La situazione al giorno d’oggi non è certo cambiata. Tra gli esseri umani impera lo stesso identico tipo di ignoranza dei reali processi che sottintendono alla vita, di cui la morte è parte integrante. Il personaggio indicato all’inizio, di cui si celebra attualmente la dipartita, non ha certo costituito un’eccezione in questo senso, così come non la costituiscono coloro che in questo momento ne esprimono il cordoglio.
Finché l’essere umano non prende coscienza della sua limitatezza e non riconosce l’esistenza di forze e d’intelligenze superiori, con le quali deve armonizzarsi e non impara a condurre un’esistenza coerente con questa consapevolezza, non sarà in grado di recuperare quella dignità che gli spetta in qualità di essere microcosmico, compendio delle forze che animano l’Universo.
“Sic transit gloria mundi”, così passa la gloria del mondo, viene ripetuto per tre volte dal cerimoniere al pontefice neoeletto, a imperituro monito della transitorietà del potere temporale e del carattere effimero delle cose terrene.
Nessuno è indispensabile e nessuno è eterno.
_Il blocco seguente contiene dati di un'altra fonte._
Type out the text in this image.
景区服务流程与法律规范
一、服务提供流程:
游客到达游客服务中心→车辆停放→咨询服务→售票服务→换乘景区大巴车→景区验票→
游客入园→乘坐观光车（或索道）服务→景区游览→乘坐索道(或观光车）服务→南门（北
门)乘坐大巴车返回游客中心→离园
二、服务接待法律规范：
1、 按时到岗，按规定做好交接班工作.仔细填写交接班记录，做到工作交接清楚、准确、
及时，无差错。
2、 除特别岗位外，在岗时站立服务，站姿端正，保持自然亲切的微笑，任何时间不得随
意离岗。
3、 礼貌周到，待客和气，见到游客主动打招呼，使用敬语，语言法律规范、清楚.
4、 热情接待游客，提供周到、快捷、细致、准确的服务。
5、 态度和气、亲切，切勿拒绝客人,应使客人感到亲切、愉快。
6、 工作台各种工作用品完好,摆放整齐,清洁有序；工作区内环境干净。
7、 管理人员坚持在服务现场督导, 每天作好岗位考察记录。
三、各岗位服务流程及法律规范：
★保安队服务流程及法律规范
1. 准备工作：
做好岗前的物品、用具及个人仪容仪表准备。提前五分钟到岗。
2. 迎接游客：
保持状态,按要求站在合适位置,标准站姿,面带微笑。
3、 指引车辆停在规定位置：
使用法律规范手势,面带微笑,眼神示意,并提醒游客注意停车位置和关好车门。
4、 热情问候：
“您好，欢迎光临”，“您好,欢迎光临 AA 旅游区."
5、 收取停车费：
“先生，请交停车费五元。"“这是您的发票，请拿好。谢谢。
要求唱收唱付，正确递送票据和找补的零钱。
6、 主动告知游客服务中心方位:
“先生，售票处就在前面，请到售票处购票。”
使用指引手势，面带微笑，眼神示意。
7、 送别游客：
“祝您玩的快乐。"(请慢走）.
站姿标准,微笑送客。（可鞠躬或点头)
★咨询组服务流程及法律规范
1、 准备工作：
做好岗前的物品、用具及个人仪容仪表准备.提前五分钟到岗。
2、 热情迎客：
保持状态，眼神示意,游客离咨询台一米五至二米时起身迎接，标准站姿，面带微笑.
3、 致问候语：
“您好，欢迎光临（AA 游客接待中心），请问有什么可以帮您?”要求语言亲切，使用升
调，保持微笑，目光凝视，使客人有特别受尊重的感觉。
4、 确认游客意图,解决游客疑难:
Non pensino, pertanto, gli esseri umani in generale ed in particolare coloro che attualmente svolgono mansioni di gestione della “res publica” o ne hanno svolte in passato, di avere una minima possibilità di sfuggire a questa legge.
Il tempo viene per tutti e quanto maggiori sono state le iniquità compiute in vita, tanto più grande sarà il peso che graverà sull’anima, quando il giorno dei giorni ci chiamerà al suo cospetto.